As a lawyer he should know that the high degree of plagiarism leaves no legal doubt about malice. Guttenberg then took the cake when he told parliament that his straightforwardness in giving up the academic title and admitting his mistakes would set a good example for all of academia. The nerve to turn a moment of shame into a source of pride was impressive.
The unexpected revelations triggered a closer look into Guttenberg’s other claims about his life. His assertion that he had worked in Frankfurt and New York? True, but only if you count internships. His statement that he was a journalist with a leading German newspaper before he became an MP? Yes, but he only managed to publish a handful of short articles under his name. His insistence that he had gained business experience in his family’s company? Perhaps, but this company’s only task was managing the family fortune.
And did it matter that a company, partly-owned by his family and on whose non-executive board Guttenberg sat, funded a new chair at the University of Bayreuth to the tune of about 750,000 euros? Or that one of his academic supervisors was a fellow party member?
From a political superstar to a figure of fun in less than two weeks, it must be one of the quickest falls from grace in history. And yet, Guttenberg still clings on to his cabinet job.
Though his popularity has obviously taken a dent there are still enough people who desperately want to believe that he is different from the rest. Why fire a minister just for a few footnotes? For people unfamiliar with the rigours of academic research it may be hard to understand the severity of Guttenberg’s case.
The tabloid newspaper Bild keeps defending Guttenberg almost regardless of his actions. Perhaps the absence of an actual royal family makes these journalists yearn for a substitute king? Or perhaps it has something to do with the newspaper’s advertising deal with Guttenberg’s Ministry of Defence, as some MPs claim?

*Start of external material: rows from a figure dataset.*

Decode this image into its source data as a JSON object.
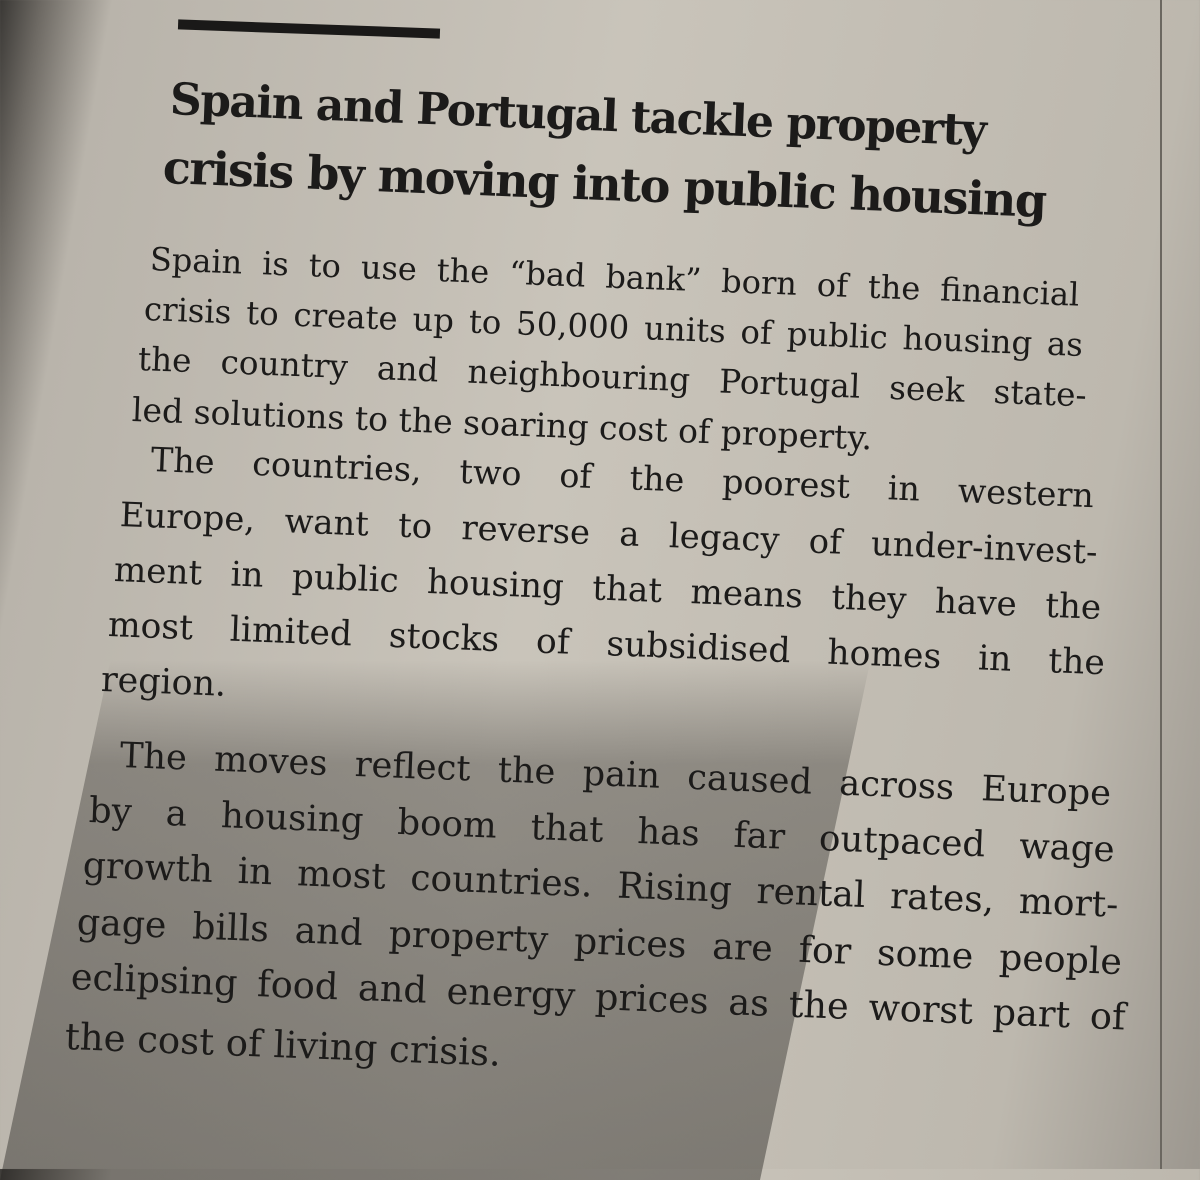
{
  "article": {
    "headline": [
      "Spain and Portugal tackle property",
      "crisis by moving into public housing"
    ],
    "headline_lines": [
      "Spain and Portugal tackle property",
      "crisis by moving into public housing"
    ],
    "paragraphs": [
      [
        "Spain is to use the “bad bank” born of the financial",
        "crisis to create up to 50,000 units of public housing as",
        "the country and neighbouring Portugal seek state-",
        "led solutions to the soaring cost of property."
      ],
      [
        "The countries, two of the poorest in western",
        "Europe, want to reverse a legacy of under-invest-",
        "ment in public housing that means they have the",
        "most limited stocks of subsidised homes in the",
        "region."
      ],
      [
        "The moves reflect the pain caused across Europe",
        "by a housing boom that has far outpaced wage",
        "growth in most countries. Rising rental rates, mort-",
        "gage bills and property prices are for some people",
        "eclipsing food and energy prices as the worst part of",
        "the cost of living crisis."
      ]
    ]
  }
}
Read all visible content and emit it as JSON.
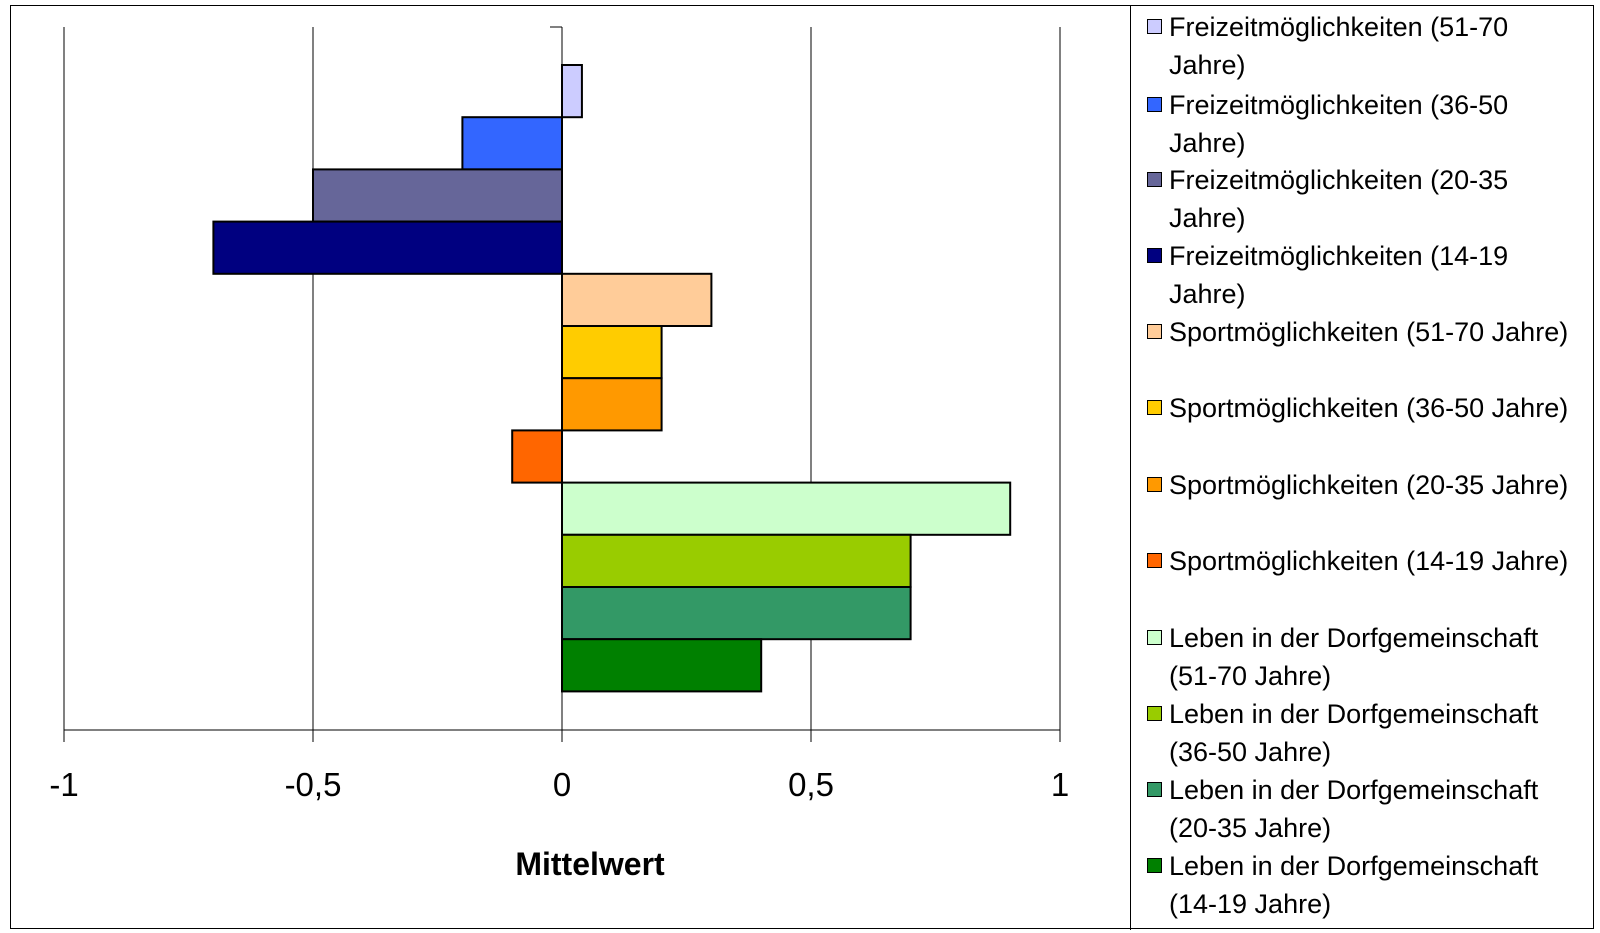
{
  "chart_data": {
    "type": "bar",
    "orientation": "horizontal",
    "xlabel": "Mittelwert",
    "xlim": [
      -1,
      1
    ],
    "xticks": [
      "-1",
      "-0,5",
      "0",
      "0,5",
      "1"
    ],
    "tick_values": [
      -1,
      -0.5,
      0,
      0.5,
      1
    ],
    "grid": "vertical",
    "legend_position": "right",
    "bars": [
      {
        "name": "Freizeitmöglichkeiten (51-70 Jahre)",
        "value": 0.04,
        "color": "#CCCCFF"
      },
      {
        "name": "Freizeitmöglichkeiten (36-50 Jahre)",
        "value": -0.2,
        "color": "#3366FF"
      },
      {
        "name": "Freizeitmöglichkeiten (20-35 Jahre)",
        "value": -0.5,
        "color": "#666699"
      },
      {
        "name": "Freizeitmöglichkeiten (14-19 Jahre)",
        "value": -0.7,
        "color": "#000080"
      },
      {
        "name": "Sportmöglichkeiten (51-70 Jahre)",
        "value": 0.3,
        "color": "#FFCC99"
      },
      {
        "name": "Sportmöglichkeiten (36-50 Jahre)",
        "value": 0.2,
        "color": "#FFCC00"
      },
      {
        "name": "Sportmöglichkeiten (20-35 Jahre)",
        "value": 0.2,
        "color": "#FF9900"
      },
      {
        "name": "Sportmöglichkeiten (14-19 Jahre)",
        "value": -0.1,
        "color": "#FF6600"
      },
      {
        "name": "Leben in der Dorfgemeinschaft (51-70 Jahre)",
        "value": 0.9,
        "color": "#CCFFCC"
      },
      {
        "name": "Leben in der Dorfgemeinschaft (36-50 Jahre)",
        "value": 0.7,
        "color": "#99CC00"
      },
      {
        "name": "Leben in der Dorfgemeinschaft (20-35 Jahre)",
        "value": 0.7,
        "color": "#339966"
      },
      {
        "name": "Leben in der Dorfgemeinschaft (14-19 Jahre)",
        "value": 0.4,
        "color": "#008000"
      }
    ],
    "legend": [
      {
        "line1": "Freizeitmöglichkeiten (51-70",
        "line2": "Jahre)",
        "color": "#CCCCFF"
      },
      {
        "line1": "Freizeitmöglichkeiten (36-50",
        "line2": "Jahre)",
        "color": "#3366FF"
      },
      {
        "line1": "Freizeitmöglichkeiten (20-35",
        "line2": "Jahre)",
        "color": "#666699"
      },
      {
        "line1": "Freizeitmöglichkeiten (14-19",
        "line2": "Jahre)",
        "color": "#000080"
      },
      {
        "line1": "Sportmöglichkeiten (51-70 Jahre)",
        "line2": "",
        "color": "#FFCC99"
      },
      {
        "line1": "Sportmöglichkeiten (36-50 Jahre)",
        "line2": "",
        "color": "#FFCC00"
      },
      {
        "line1": "Sportmöglichkeiten (20-35 Jahre)",
        "line2": "",
        "color": "#FF9900"
      },
      {
        "line1": "Sportmöglichkeiten (14-19 Jahre)",
        "line2": "",
        "color": "#FF6600"
      },
      {
        "line1": "Leben in der Dorfgemeinschaft",
        "line2": "(51-70 Jahre)",
        "color": "#CCFFCC"
      },
      {
        "line1": "Leben in der Dorfgemeinschaft",
        "line2": "(36-50 Jahre)",
        "color": "#99CC00"
      },
      {
        "line1": "Leben in der Dorfgemeinschaft",
        "line2": "(20-35 Jahre)",
        "color": "#339966"
      },
      {
        "line1": "Leben in der Dorfgemeinschaft",
        "line2": "(14-19 Jahre)",
        "color": "#008000"
      }
    ]
  }
}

Then there is Chancellor Angela Merkel, whose position ahead of crucial state elections would be further complicated if she quickly had to find a replacement for the only star in her cabinet. However, pressure is mounting after 20,000 people with a Ph.D. signed an open letter to the Chancellor protesting against her decision not to fire Guttenberg.
For these reasons, Guttenberg may survive for now, at least until the state elections. But his survival comes at a high price. The credibility of academia and politics has been severely damaged. Not just by a fraudulent thesis but also by a minister whose arrogant self-righteousness beggars belief.
The longer Chancellor Merkel backs her defence minister, the more her own reputation (she holds a Ph.D. in physics) will suffer. And what does it say about the moral state of Germany when an impostor can keep his seat at the cabinet table? The next time the Germans admonish the Chinese over product piracy, the Chinese will certainly have a good laugh.
The only positive side-effect of Guttenberg’s misdemeanours is the many jokes it has created. Such as this one: The new intern at the Ministry of Defence asks his boss “Where can I find the copy machine?” “Ah, sorry, he’s currently visiting the troops in Afghanistan.”